発達障害の特徴について、「発達障害者支援ハンドブック2020」で解説とともに問題点が指摘されています。発達障害と関連性がある社会現象の中から虐待について紹介します。
子どもの発達障害と虐待は関係がないように思われがちですが、共通していることがあります。まず初めに指摘されるのは、発達障害児は虐待の対象になりやすいことです。発達障害児は幼児期から療育に非常に手がかかり、療育をする人たちの気持ちを苛立たせることがあります。
また、なかなか大人との関わりが持てないために、療育をする人の無力感や徒労感をいたずらに刺激する子どもも少なくありません。このような発達障害児の特有の行動は、療育困難や虐待が発生するリスクを高めます。
これとは逆に、虐待を受けた子どもたちは発達障害のリスクが高くなることが知られています。発達障害の原因は先天的なものであることから、自分の持つ特性である発達の偏りが生きにくさにつながらなければ障害とする必要はありません。どんな小さな特性であっても、育ちの環境があまりに悪くても、それに対応できないと、発達障害としての問題が発生することになります。

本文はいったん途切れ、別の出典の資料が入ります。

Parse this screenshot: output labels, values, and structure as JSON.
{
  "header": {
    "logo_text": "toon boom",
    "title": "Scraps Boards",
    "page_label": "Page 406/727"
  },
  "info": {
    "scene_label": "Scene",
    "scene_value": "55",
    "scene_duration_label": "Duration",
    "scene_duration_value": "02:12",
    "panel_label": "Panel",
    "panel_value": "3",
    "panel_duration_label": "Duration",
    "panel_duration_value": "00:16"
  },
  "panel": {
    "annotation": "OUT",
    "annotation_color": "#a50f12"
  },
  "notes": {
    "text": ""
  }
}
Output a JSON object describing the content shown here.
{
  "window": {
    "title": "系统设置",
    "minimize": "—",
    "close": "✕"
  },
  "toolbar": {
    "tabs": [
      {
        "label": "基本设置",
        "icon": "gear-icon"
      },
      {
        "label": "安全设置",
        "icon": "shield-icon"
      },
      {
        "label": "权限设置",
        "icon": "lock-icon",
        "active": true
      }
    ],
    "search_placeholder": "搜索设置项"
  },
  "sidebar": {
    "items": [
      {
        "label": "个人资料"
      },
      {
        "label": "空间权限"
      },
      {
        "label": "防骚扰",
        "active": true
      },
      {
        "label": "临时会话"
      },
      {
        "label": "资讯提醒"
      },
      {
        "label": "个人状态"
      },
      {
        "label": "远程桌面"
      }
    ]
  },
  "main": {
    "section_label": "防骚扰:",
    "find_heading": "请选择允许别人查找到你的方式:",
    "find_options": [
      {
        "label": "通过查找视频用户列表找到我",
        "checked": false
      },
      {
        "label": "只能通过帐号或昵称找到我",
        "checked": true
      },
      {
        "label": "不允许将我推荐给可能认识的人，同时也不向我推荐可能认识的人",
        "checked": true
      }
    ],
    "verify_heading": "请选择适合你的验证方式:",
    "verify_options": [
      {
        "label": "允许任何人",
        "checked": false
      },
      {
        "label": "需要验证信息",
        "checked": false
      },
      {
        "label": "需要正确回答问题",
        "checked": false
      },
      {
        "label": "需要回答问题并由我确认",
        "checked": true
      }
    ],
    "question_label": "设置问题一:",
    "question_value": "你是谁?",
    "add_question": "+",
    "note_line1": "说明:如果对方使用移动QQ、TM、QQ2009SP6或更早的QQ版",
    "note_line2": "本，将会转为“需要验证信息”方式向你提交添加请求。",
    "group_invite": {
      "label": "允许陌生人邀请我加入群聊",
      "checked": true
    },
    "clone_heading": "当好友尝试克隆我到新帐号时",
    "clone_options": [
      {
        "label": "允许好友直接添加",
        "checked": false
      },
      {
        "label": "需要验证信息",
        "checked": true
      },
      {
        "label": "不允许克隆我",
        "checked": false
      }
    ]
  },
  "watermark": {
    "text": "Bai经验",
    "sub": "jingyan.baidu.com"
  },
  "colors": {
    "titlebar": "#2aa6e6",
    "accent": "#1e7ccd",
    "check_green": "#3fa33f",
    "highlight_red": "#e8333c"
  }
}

近年は、虐待の被害によって脳の特定の部位に萎縮が起こり、これは後のケアによって回復しにくいという調査結果が発表されています。つまり、極限のストレスにさらされた子どもは、脳そのものにダメージを被っていることも考えられます。
また、関連した現象として、虐待の被害にあった子どもが、後遺症として関わりにくさや聞き分けのなさといった発達障害とよく似たパターンの行動障害がみられる場合もあります。そうなると、虐待の被害が、虐待が反復される危険因子を生み出すことになり、虐待する親との関係が悪循環に陥る要因となるだけでなく、場面を変えても暴力の被害にある要因となります。

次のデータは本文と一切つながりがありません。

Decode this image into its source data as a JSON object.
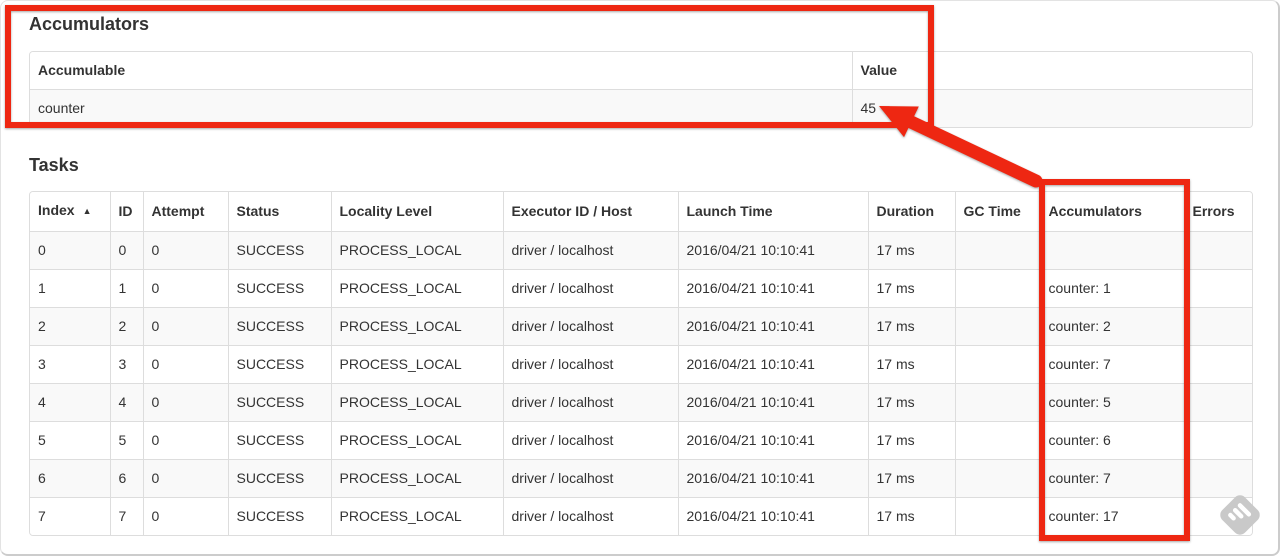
{
  "accumulators_section": {
    "title": "Accumulators",
    "table": {
      "headers": [
        "Accumulable",
        "Value"
      ],
      "rows": [
        {
          "accumulable": "counter",
          "value": "45"
        }
      ]
    }
  },
  "tasks_section": {
    "title": "Tasks",
    "table": {
      "headers": [
        "Index",
        "ID",
        "Attempt",
        "Status",
        "Locality Level",
        "Executor ID / Host",
        "Launch Time",
        "Duration",
        "GC Time",
        "Accumulators",
        "Errors"
      ],
      "sort_column": "Index",
      "sort_indicator": "▲",
      "rows": [
        {
          "index": "0",
          "id": "0",
          "attempt": "0",
          "status": "SUCCESS",
          "locality_level": "PROCESS_LOCAL",
          "executor_id_host": "driver / localhost",
          "launch_time": "2016/04/21 10:10:41",
          "duration": "17 ms",
          "gc_time": "",
          "accumulators": "",
          "errors": ""
        },
        {
          "index": "1",
          "id": "1",
          "attempt": "0",
          "status": "SUCCESS",
          "locality_level": "PROCESS_LOCAL",
          "executor_id_host": "driver / localhost",
          "launch_time": "2016/04/21 10:10:41",
          "duration": "17 ms",
          "gc_time": "",
          "accumulators": "counter: 1",
          "errors": ""
        },
        {
          "index": "2",
          "id": "2",
          "attempt": "0",
          "status": "SUCCESS",
          "locality_level": "PROCESS_LOCAL",
          "executor_id_host": "driver / localhost",
          "launch_time": "2016/04/21 10:10:41",
          "duration": "17 ms",
          "gc_time": "",
          "accumulators": "counter: 2",
          "errors": ""
        },
        {
          "index": "3",
          "id": "3",
          "attempt": "0",
          "status": "SUCCESS",
          "locality_level": "PROCESS_LOCAL",
          "executor_id_host": "driver / localhost",
          "launch_time": "2016/04/21 10:10:41",
          "duration": "17 ms",
          "gc_time": "",
          "accumulators": "counter: 7",
          "errors": ""
        },
        {
          "index": "4",
          "id": "4",
          "attempt": "0",
          "status": "SUCCESS",
          "locality_level": "PROCESS_LOCAL",
          "executor_id_host": "driver / localhost",
          "launch_time": "2016/04/21 10:10:41",
          "duration": "17 ms",
          "gc_time": "",
          "accumulators": "counter: 5",
          "errors": ""
        },
        {
          "index": "5",
          "id": "5",
          "attempt": "0",
          "status": "SUCCESS",
          "locality_level": "PROCESS_LOCAL",
          "executor_id_host": "driver / localhost",
          "launch_time": "2016/04/21 10:10:41",
          "duration": "17 ms",
          "gc_time": "",
          "accumulators": "counter: 6",
          "errors": ""
        },
        {
          "index": "6",
          "id": "6",
          "attempt": "0",
          "status": "SUCCESS",
          "locality_level": "PROCESS_LOCAL",
          "executor_id_host": "driver / localhost",
          "launch_time": "2016/04/21 10:10:41",
          "duration": "17 ms",
          "gc_time": "",
          "accumulators": "counter: 7",
          "errors": ""
        },
        {
          "index": "7",
          "id": "7",
          "attempt": "0",
          "status": "SUCCESS",
          "locality_level": "PROCESS_LOCAL",
          "executor_id_host": "driver / localhost",
          "launch_time": "2016/04/21 10:10:41",
          "duration": "17 ms",
          "gc_time": "",
          "accumulators": "counter: 17",
          "errors": ""
        }
      ]
    }
  },
  "annotations": {
    "color": "#ee2712",
    "shapes": [
      "box-around-accumulators-section",
      "box-around-accumulators-column",
      "arrow-pointing-at-value-45"
    ]
  },
  "watermark": {
    "icon": "skitch-diamond-icon",
    "color": "#c9c9c9"
  }
}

発達障害のある養育者や虐待被害の後遺症がある養育者は、子育てに周囲からの適切な援助がないと、立ち往生して虐待に近い状態になることがあります。子どもに対してイライラしやすく、自分を否定されたような感覚を持ちやすいというのが、共通する特徴です。養育者に虐待被害がある場合には、虐待が世代を超えて反復する要因となるということです。